I'm trying to come up with an algorithm that will allow me to generate a random N-dimensional real-valued vector that's linearly independent with respect to a set of already-generated vectors. I don't want to force them to be orthogonal, only linearly independent. I know Graham-Schmidt exists for the orthogonalization problem, but is there a weaker form that only gives you linearly independent vectors?


Solution

  • Step 1. Generate random vector vr.

    Step 2. Copy vr to vo and update as follows: for every already generated vector v in v1, v2... vn, subtract the projection of vo on vi.

    The result is a random vector orthogonal to the subspace spanned by v1, v2... vn. If that subspace is a basis, then it is the zero vector, of course :)

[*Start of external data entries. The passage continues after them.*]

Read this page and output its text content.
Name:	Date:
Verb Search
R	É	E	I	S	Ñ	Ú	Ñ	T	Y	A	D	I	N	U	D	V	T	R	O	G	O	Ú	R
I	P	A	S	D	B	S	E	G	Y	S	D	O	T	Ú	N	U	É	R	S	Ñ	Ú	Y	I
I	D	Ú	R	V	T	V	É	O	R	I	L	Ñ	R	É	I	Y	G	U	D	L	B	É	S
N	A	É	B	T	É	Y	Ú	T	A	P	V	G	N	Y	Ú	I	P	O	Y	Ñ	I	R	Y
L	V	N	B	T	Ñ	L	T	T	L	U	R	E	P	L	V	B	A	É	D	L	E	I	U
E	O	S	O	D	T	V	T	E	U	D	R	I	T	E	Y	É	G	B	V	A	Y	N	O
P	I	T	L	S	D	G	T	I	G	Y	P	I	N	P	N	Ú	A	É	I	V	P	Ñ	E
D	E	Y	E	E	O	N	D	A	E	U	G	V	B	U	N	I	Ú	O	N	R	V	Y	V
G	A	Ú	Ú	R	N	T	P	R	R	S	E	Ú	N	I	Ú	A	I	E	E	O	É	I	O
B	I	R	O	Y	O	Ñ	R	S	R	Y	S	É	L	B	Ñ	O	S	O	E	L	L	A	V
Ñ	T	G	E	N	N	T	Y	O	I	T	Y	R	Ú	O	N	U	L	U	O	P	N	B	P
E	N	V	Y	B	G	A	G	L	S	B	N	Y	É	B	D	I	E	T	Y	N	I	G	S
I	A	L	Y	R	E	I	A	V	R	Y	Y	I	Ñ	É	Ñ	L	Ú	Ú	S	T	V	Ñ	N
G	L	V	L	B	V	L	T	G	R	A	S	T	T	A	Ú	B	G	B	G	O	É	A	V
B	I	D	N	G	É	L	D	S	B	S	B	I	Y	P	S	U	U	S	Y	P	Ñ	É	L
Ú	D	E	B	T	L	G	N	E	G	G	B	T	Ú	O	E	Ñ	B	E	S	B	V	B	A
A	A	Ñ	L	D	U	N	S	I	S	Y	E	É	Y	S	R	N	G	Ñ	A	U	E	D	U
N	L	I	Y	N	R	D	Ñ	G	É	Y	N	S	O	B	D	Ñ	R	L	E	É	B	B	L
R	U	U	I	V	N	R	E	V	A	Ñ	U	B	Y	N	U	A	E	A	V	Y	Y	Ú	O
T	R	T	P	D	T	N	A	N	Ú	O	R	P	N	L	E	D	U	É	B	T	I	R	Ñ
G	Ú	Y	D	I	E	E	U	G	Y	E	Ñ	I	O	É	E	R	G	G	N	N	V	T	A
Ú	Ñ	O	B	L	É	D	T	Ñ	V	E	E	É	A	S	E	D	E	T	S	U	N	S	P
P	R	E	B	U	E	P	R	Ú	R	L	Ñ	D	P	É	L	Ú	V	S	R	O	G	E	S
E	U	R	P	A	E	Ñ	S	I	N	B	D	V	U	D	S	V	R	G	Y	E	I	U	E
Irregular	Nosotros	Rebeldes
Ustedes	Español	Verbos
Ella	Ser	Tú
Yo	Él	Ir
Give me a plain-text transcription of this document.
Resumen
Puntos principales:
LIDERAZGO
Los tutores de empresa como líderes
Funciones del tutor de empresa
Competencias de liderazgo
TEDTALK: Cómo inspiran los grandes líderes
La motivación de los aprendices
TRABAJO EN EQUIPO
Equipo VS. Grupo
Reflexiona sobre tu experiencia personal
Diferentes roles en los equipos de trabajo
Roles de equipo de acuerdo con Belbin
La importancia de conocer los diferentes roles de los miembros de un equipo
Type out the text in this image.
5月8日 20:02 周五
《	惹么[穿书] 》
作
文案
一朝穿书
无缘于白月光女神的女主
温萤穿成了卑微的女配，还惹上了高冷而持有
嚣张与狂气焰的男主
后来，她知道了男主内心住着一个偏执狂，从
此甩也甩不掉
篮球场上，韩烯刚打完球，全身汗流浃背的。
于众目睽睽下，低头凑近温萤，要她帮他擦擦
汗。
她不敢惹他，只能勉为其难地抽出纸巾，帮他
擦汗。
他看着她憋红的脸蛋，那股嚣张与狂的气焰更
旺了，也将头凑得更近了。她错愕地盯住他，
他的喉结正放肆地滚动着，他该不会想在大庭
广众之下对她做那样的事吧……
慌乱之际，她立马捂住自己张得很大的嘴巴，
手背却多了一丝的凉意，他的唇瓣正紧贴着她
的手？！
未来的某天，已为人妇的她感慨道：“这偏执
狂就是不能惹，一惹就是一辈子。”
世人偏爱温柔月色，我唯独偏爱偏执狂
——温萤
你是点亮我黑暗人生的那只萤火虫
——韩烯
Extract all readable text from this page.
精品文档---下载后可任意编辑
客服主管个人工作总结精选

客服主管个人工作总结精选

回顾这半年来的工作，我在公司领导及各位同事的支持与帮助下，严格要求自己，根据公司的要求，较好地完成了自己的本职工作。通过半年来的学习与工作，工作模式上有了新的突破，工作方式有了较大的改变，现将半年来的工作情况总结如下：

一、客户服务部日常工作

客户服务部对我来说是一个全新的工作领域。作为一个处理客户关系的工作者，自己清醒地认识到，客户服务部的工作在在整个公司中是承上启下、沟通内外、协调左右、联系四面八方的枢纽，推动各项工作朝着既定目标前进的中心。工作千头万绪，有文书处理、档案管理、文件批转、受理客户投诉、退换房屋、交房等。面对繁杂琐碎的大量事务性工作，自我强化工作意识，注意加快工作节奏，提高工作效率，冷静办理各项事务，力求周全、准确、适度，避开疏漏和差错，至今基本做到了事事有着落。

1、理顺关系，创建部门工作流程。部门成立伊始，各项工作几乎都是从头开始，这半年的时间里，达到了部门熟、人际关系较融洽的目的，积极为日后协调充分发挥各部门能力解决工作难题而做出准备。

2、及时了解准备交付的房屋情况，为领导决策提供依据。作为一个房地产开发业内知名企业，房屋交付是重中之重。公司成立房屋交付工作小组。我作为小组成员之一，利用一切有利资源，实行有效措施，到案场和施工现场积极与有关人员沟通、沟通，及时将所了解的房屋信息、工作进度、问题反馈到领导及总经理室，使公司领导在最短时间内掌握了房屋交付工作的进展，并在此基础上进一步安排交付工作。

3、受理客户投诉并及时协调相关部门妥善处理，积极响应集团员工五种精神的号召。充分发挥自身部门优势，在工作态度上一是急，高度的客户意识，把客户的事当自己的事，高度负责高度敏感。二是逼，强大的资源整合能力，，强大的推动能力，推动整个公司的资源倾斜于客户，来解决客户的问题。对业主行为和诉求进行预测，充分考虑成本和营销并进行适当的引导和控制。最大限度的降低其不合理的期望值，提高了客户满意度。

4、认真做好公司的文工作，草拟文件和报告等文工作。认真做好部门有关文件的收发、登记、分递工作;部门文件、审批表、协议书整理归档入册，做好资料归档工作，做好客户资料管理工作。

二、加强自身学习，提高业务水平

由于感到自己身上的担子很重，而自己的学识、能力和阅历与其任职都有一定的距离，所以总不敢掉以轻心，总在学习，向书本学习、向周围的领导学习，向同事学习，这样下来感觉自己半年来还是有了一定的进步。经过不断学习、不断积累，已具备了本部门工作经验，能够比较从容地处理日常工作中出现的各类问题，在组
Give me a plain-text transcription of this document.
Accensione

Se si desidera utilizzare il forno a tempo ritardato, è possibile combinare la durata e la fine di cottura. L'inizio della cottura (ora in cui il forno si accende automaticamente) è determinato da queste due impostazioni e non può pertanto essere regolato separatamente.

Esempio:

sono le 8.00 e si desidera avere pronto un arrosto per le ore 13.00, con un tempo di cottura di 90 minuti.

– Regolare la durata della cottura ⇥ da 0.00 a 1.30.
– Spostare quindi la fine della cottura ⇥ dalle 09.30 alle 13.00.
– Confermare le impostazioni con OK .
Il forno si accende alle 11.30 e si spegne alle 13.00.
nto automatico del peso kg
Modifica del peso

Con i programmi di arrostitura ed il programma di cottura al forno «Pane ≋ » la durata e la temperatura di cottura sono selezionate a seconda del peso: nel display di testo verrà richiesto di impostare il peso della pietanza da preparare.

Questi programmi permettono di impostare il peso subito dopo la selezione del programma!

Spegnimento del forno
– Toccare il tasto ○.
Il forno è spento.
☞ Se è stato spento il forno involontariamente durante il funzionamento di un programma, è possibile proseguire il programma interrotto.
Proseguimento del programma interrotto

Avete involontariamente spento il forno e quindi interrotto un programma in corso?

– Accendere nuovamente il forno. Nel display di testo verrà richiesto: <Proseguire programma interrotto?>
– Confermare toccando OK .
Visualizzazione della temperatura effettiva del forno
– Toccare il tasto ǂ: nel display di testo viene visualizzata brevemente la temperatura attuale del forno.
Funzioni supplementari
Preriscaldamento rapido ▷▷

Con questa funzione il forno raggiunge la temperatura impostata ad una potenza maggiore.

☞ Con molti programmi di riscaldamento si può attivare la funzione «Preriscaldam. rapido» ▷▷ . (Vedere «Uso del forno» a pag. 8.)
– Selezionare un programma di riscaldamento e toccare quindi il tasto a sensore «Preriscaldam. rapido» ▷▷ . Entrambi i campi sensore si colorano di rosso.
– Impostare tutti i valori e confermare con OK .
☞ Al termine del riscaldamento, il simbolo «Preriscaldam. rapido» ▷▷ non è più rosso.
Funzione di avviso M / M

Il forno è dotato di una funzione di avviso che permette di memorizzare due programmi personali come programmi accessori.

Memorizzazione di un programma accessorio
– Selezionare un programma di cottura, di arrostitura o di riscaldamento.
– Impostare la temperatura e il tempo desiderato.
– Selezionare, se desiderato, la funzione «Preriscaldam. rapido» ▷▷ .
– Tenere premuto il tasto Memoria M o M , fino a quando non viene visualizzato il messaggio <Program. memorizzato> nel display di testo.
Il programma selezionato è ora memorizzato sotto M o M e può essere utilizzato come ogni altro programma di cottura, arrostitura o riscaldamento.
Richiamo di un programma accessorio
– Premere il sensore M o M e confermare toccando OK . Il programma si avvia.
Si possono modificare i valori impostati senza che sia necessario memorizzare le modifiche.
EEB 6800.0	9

    The decision of whether the initial vector was linearly independent can be made based on the comparison of the norm of vr to the norm of vo. Non-linearly independent vectors will have a vo-norm which is zero or nearly zero (some numerical precision issues may make it a small nonzero number on the order of a few times epsilon, this can be tuned in an application-dependent way).

    Pseudocode:

    vr = random_vector()
    vo = vr
    for v in (v1, v2, ... vn):
        vo = vo - dot( vr, v ) / norm( v )
    if norm(vo) < k1 * norm(vr):
        # this vector was mostly contained in the spanned subspace
    else:
        # linearly independent, go ahead and use
    

    Here k1 is a very small number, 1e-8 to 1e-10 perhaps?

    You can also go by the angle between vr and the subspace: in that case, calculate it as theta = arcsin(norm(vo) / norm(vr)). Angles substantially different from zero correspond to linearly independent vectors.